A shoplifter who claimed he was left suicidal after being tasered by police has lost his case, with a High Court judge concluding that he was “squaring up for a fight”.
Paul McClelland sought damages against Chief Constable Giles York of Sussex Police after he was hit with a stun gun as officers attempted to apprehend him in a Brighton car park in July 2013.
The 42-year-old, who was pursued by police for shoplifting in a Sainsbury’s and assaulting a security guard, claimed excessive forced had been used against him when he was surrendering.
He said the incident left him feeling suicidal.
An internal police investigation rejected the allegation and concluded that McClelland was a danger to the officers and the public.

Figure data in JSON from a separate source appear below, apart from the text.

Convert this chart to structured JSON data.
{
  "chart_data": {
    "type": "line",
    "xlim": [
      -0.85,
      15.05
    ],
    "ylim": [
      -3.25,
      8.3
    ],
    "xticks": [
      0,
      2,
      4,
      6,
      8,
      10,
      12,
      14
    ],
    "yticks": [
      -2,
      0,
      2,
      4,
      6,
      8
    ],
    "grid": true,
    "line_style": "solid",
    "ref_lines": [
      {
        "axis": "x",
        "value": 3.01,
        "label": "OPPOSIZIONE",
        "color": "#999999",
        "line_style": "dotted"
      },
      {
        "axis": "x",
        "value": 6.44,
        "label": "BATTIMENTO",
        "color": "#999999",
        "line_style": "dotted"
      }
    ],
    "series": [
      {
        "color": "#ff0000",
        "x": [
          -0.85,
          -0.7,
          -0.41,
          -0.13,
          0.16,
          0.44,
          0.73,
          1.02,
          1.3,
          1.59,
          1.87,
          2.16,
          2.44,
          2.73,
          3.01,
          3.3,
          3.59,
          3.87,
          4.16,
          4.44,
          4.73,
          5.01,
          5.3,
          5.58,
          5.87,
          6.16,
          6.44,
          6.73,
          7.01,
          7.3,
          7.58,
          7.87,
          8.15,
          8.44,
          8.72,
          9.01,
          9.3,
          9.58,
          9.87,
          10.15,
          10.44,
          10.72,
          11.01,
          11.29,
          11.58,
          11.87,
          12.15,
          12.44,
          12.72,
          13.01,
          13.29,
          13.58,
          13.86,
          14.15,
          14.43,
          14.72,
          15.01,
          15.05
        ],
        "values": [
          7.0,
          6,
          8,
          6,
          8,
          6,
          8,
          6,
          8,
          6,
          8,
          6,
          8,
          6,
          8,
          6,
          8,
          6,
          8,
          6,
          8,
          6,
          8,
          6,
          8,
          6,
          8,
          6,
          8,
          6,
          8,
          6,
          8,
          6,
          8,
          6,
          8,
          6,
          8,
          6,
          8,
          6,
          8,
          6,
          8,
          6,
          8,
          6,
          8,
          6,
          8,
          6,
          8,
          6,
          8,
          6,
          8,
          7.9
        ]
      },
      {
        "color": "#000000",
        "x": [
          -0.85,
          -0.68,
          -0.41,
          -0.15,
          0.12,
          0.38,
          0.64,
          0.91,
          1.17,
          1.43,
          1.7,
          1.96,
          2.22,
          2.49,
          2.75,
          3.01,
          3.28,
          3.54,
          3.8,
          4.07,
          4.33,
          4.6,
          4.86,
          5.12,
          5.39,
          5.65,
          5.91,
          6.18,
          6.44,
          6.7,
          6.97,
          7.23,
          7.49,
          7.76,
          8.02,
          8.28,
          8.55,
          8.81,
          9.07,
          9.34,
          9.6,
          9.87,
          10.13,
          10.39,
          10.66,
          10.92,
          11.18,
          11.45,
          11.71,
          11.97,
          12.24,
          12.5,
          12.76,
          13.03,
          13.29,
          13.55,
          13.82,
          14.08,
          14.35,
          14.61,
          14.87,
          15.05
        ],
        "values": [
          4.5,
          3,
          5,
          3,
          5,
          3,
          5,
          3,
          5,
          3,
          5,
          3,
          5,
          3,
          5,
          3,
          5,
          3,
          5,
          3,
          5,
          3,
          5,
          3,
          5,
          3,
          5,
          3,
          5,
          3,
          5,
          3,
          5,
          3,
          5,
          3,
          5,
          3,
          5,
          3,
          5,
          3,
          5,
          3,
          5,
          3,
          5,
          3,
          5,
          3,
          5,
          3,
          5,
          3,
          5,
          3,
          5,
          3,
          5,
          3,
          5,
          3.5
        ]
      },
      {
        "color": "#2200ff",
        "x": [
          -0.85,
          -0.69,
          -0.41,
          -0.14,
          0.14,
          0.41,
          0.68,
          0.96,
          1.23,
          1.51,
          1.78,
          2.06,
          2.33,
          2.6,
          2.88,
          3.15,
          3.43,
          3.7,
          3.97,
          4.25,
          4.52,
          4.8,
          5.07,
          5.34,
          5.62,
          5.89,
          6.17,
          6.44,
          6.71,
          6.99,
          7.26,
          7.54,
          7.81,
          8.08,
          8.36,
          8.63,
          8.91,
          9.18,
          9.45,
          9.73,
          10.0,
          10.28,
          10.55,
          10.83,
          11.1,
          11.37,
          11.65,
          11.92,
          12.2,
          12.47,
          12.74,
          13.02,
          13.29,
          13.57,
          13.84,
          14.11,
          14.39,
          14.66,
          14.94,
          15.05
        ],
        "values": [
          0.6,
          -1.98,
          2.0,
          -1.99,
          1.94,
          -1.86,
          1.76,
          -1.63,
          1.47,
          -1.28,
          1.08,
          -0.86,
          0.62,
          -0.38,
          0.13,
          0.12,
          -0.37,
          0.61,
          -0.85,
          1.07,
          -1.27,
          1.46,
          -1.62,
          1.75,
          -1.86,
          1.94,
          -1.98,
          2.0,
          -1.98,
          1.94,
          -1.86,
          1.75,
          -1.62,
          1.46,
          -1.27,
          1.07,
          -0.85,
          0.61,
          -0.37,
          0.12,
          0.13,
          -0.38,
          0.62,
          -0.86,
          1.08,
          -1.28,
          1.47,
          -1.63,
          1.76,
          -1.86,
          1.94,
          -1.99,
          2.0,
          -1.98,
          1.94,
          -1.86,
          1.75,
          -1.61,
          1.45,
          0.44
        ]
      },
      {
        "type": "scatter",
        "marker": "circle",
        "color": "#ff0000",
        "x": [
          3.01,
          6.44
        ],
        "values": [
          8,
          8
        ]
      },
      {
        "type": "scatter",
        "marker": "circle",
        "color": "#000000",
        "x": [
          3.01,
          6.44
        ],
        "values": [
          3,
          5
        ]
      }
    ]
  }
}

Throwing out the case at Brighton County Court, High Court judge Jonathan Simpkiss said McClelland had “considerable antipathy” towards the police and was “squaring up for a fight”.
He said it was “quite clear the claimant posed a threat to officers”.
McClelland’s solicitor Sophie Khan called the decision “bizarre” and “perverse” and said he was considering an appeal.
“Paul is very disappointed,” she said. “The findings don’t make any sense compared to the evidence.
“If you look at the CCTV the man has his arms in the air in a surrender pose. It’s perverse.”
In footage from a camera worn by PC Charlotte Grant, a shirtless McClelland is seen with officers in the car park.
PC Grant shouts: “Get on the floor, there is a red dot on your chest.”
“Taser, Taser, Taser,” the officer then shouts as the stun gun is used.
In the clip, McClelland can be seen falling to the ground before another officer kicks him in the leg.
PC Grant says: “There are two barbs in your back, which will be removed. There will be no lasting effects from the Taser.”
McClelland was asked how he was feeling after he was handcuffed. He was later convicted of theft, common assault and admitted obstructing a police officer, and was given a community order.
According to court papers, he admitted he was drunk during the incident and that he wanted to “fight them all” as he was confronted by officers.
Judge Simpkiss said it was “objectively reasonable” for the officers to use a Taser and that McClelland was not seriously injured.
The judge said there was no evidence to support claims about any psychological trauma.